Final note, because rational numbers in binary are a sum of 2's raised to some power, only numbers with a denominator that is a sum of powers of two can be represented. For example 3.75 = 2¹+2⁰+2^-1+2^-2, which is a sum of 2's raised to some power. 0.1 = 2^-4+2^-5+2^-8+2^-9..., which is an infinite sum that can not be represented with a finite number of bits, so it would be rounded. This is why often when you are writing code if you enter a literal double value it will print a very long sequence of digits that are close to the number you entered, but not the same.

Many computers use IEEE Floating Point format to represent floating point numbers. Numbers are converted to binary scientific notation with the following number of bits used to represent the exponent and the mantissa.
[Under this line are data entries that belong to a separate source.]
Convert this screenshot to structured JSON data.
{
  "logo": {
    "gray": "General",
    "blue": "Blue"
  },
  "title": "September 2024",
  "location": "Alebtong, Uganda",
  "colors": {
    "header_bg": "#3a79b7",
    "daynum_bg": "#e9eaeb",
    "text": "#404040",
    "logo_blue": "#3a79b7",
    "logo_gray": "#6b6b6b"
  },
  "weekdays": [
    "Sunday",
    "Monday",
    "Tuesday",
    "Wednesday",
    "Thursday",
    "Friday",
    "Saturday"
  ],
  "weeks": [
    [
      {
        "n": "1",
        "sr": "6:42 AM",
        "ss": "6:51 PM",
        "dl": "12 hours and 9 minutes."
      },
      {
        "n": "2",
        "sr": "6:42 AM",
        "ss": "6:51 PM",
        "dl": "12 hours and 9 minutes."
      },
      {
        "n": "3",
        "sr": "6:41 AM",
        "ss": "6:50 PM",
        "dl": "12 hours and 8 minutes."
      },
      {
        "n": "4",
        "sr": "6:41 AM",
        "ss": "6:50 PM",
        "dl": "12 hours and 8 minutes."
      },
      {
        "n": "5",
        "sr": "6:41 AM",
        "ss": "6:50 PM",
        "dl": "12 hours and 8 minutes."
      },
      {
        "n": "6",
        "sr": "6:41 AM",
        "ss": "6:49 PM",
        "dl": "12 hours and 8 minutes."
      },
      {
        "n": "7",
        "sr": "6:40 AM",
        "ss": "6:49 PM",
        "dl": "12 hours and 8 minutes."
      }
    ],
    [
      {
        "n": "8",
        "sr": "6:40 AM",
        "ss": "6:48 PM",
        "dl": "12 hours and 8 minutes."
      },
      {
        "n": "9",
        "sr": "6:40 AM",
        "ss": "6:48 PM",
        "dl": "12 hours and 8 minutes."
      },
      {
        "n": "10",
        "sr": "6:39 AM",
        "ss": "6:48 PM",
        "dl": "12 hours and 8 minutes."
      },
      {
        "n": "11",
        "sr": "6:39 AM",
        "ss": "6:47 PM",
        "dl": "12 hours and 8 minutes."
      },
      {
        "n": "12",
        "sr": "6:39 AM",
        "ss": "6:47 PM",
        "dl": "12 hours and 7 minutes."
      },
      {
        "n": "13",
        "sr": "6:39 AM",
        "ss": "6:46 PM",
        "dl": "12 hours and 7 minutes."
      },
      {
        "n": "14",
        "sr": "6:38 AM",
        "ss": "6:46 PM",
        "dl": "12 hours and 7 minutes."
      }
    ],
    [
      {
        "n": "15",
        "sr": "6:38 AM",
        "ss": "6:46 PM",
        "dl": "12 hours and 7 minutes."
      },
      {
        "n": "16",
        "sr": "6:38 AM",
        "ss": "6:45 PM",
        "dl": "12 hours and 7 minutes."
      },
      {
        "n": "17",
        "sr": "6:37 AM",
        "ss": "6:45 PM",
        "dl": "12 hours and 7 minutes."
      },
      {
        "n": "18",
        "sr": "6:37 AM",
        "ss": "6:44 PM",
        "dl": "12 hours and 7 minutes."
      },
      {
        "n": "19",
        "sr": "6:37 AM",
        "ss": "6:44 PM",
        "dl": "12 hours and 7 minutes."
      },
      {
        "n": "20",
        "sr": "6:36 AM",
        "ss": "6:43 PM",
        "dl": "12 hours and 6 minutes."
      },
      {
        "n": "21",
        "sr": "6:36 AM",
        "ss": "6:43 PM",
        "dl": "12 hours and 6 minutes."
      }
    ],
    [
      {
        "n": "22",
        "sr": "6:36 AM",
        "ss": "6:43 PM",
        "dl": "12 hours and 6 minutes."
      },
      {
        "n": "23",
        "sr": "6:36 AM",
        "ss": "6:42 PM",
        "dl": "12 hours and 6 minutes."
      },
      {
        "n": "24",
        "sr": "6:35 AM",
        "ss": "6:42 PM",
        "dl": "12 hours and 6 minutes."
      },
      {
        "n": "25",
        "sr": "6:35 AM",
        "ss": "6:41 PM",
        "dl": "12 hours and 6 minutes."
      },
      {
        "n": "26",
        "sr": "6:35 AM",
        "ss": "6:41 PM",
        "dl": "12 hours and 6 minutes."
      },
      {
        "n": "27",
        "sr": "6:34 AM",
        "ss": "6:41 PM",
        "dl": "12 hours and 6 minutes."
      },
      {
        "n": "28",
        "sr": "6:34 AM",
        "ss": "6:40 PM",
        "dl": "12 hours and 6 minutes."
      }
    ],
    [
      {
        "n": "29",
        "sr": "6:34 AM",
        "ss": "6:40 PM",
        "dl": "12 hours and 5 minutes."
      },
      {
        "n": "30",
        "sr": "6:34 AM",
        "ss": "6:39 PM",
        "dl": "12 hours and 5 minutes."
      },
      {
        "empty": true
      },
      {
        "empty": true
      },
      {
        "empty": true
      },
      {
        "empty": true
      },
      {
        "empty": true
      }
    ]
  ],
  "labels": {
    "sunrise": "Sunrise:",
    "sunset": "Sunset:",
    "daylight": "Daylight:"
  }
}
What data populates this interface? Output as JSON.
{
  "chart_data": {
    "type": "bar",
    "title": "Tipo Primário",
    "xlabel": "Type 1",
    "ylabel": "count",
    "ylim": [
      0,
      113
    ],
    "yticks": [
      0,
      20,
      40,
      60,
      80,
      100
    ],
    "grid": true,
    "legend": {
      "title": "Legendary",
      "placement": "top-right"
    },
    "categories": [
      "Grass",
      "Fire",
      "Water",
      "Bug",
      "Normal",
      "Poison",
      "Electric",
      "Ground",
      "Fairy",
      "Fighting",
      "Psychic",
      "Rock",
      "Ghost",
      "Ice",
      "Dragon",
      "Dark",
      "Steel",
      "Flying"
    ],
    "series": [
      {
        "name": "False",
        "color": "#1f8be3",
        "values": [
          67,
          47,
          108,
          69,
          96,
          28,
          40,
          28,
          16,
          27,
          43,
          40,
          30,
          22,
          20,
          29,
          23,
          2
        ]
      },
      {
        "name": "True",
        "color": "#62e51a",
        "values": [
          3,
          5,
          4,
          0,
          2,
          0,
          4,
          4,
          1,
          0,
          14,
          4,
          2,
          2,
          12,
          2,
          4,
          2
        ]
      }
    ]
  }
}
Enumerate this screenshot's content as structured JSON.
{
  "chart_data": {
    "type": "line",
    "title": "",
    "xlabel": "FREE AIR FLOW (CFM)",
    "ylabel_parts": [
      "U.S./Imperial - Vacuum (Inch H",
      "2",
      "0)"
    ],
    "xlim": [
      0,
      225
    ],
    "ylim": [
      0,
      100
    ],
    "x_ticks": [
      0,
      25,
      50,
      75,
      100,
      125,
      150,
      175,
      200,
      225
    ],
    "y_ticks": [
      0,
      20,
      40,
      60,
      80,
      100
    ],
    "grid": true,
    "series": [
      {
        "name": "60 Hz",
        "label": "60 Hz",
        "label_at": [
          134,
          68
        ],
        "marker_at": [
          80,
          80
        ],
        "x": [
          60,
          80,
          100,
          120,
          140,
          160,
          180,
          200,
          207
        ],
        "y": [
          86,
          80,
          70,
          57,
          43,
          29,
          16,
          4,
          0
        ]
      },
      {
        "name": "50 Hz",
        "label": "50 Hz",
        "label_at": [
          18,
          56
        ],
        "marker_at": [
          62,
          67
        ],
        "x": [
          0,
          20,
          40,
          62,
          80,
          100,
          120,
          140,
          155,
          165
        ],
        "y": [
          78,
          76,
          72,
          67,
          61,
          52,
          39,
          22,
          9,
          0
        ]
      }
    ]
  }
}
IEEE Single Precision (32 bits)
- 1 bit for the sign of the number
- 8 bits for the exponent - hence, the largest possible exponent is 2^7 - 1 and the largest possible mantissa is 1.111...11 (all ones) which is approximately 2 so the largest possible single precision number is approximately 2 * 2^{2^7 - 1} = 2⁸ which is approximately 3.4 * 10³⁸. Hence the magnitude of numbers represented in IEEE single precision is from about -3.4 * 10³⁸ to 3.4 * 10³⁸. Note that this matches the values given for float in the table of primitive data types on page 46 of the text.
- 24 bits for the mantissa (only 23 are explicitly stored - the first bit is assumed to be a 1). Hence, the number of representable mantissas is 2²⁴ which is 16777216. That means the number of significant decimal digits is about 7 (because 16777216 is about 1.7 * 10⁷). Again, note that this matches the number of significant digits for type float given in the chart on page 46.
IEEE Double Precision (64 bits)
- 1 git for the sign of the number
- 11 bits for the exponent
- 53 bits for the mantissa (only 52 are explicitly stored)

Practice Exercises

1. Convert each of the following numbers from fixed point to scientific notation.

0.843
345.099
45386

2. Convert each of the following numbers from fixed point to 8-digit base 10 (where the exponent is one digit and the mantissa is 8 digits).

0.843
345.099
45386

3. Compute the following:

3.439*10³+1.48278*10²
8.762*10⁷*2.08*10²

4. Convert each of the following from 8-bit fixed point binary to decimal.

0100.0010
0101.0101

5. Convert each of the following from to 8-bit fixed point binary to binary scientific notation.

0100.0010
0101.0101

6. Convert each of the following from to 8-bit fixed point binary to 8-bit floating point binary (where the exponent is 3 digits and the mantissa is 5 digits).

0100.0010
0101.0101

7. Use the information about the number of bits used in IEEE Double Precision to compute the following.

The range of numbers that can be represented (that is the range of the exponents) in double precision. Compare your answer to the value given for type double in Java in the chart on page 46.
The number of significant digits in double precision (how many digits the mantissa can be). Compare to the number for type double.